To briefly summarize a long and maddening story: In 2014, Michigan state government cost-cutting measures ended up contaminating Flint’s public water system with lead and bacteria. after, residents reported elevated blood lead levels, skin rashes, hair loss, symptoms of depression and anxiety, decreased fertility ratesand pregnant women exposed to contaminated water gave birth to low birth weight babies than those of other cities. The disaster disproportionately affected the city’s black residents, who make up just over half of the city’s population.

When authorities fail a community, or actually endanger it as they did in Flint, it’s not surprising to see people step up to support one another. The new research shows, however, that black women in particular had a big influence. Women in the survey tended to have more “confidants” with whom to discuss the water crisis than men. Both men and women tended to have more women as confidantes, but black participants surveyed had 31 percent more female confidants in their network than white participants.

There is more evidence from the study that women could have played a key role in preventing even more serious health outcomes. Women were more than twice as likely as men to have blood lead level tests, an important step in treating or even preventing health complications from contaminated water. People with more women in their network were 40 percent more likely to have their blood lead level tested and 33 percent less likely to develop skin rashes.

Women could have played a key role in preventing even more serious health outcomes.
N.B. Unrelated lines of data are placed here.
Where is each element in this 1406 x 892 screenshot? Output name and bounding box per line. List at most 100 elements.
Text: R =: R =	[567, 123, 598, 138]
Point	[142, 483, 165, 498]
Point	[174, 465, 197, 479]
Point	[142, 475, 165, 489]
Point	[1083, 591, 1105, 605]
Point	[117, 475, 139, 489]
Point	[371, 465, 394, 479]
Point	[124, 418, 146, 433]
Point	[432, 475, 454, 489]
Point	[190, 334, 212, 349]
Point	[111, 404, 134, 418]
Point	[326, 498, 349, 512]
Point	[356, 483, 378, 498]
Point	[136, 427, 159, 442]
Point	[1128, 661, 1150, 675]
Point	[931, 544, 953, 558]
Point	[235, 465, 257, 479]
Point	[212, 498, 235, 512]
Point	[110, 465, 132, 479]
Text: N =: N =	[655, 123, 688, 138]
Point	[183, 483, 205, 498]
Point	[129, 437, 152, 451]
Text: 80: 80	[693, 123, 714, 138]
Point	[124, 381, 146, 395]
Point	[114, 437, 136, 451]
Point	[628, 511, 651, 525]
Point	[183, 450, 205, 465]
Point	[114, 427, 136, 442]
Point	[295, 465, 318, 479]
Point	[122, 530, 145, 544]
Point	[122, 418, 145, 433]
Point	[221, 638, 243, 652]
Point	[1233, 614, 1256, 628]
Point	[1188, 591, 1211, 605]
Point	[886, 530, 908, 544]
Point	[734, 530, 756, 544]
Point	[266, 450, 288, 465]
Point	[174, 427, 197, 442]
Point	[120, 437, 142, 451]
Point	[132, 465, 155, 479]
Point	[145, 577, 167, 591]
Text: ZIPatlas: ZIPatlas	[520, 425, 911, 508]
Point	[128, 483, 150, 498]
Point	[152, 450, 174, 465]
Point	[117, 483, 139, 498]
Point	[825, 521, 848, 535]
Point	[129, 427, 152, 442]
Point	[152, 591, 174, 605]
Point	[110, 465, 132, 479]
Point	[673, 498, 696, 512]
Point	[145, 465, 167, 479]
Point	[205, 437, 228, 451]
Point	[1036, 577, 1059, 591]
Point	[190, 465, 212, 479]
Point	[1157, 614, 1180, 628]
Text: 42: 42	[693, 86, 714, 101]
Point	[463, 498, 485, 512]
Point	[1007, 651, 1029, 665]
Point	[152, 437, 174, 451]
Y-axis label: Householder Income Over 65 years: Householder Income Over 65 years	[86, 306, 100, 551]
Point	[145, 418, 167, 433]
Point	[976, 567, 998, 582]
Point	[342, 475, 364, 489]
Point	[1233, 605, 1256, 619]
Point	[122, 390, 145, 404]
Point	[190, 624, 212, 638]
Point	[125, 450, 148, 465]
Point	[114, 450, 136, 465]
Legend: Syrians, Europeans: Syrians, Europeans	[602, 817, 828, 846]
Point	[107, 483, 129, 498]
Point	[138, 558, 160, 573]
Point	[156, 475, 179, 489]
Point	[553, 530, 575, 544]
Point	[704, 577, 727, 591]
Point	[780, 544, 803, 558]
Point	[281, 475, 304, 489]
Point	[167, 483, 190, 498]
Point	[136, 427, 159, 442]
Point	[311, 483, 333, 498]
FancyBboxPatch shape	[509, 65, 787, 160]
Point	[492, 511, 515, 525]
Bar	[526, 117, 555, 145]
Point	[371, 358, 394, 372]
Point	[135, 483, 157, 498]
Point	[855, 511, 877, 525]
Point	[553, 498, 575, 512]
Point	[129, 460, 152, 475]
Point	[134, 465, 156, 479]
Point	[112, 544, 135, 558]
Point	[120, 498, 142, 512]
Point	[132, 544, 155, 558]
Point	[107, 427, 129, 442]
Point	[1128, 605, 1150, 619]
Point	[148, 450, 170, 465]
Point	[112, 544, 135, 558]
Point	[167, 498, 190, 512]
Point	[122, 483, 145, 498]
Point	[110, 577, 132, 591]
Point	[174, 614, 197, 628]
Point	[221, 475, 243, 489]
Many types of disasters — storms, heat waves and drought – often harm disproportionately women. The disaster could exacerbate existing inequalities, so they have more challenges to face at the same time. But experiences of being systematically marginalized (whether because of gender, race, income, or whatever) can lead people to rely more deeply on building communities in difficult times. You can rely on your social circle for news and information, such as access to health resources. Collectively, you can push for accountability, and black women like it Sasha Avona Bell in Flint have been at the forefront of environmental justice movements.

And of course, relationships can be a source of comfort and emotional support. In Flint, having more “close ties” in their network, as measured by how often “confidents” kept in touch with each other, was also associated with less severe depression, anxiety, and PTSD. Flint’s study was based on a survey of 331 residents in 2019.

There are lessons learned in Flint that should inform disaster response elsewhere, the article’s authors note: invest in those community connections. Governments should collaborate with community members to bring reliable information and resources to where they are needed most, they write. It is a strategy that some cities have adopted, for example, to prevent illness and death during heat waves. And it could serve disaster responders well, as it avoid misinformation surrounding the chemical spill from the train derailment in East Palestine, Ohio.

“Community leaders know better than anyone what their community needs and how to access resources,” Jenna Shelton, lead author of the research paper and a Cornell University doctoral student, said in a statement. Press release. “Community contexts and connections are important.”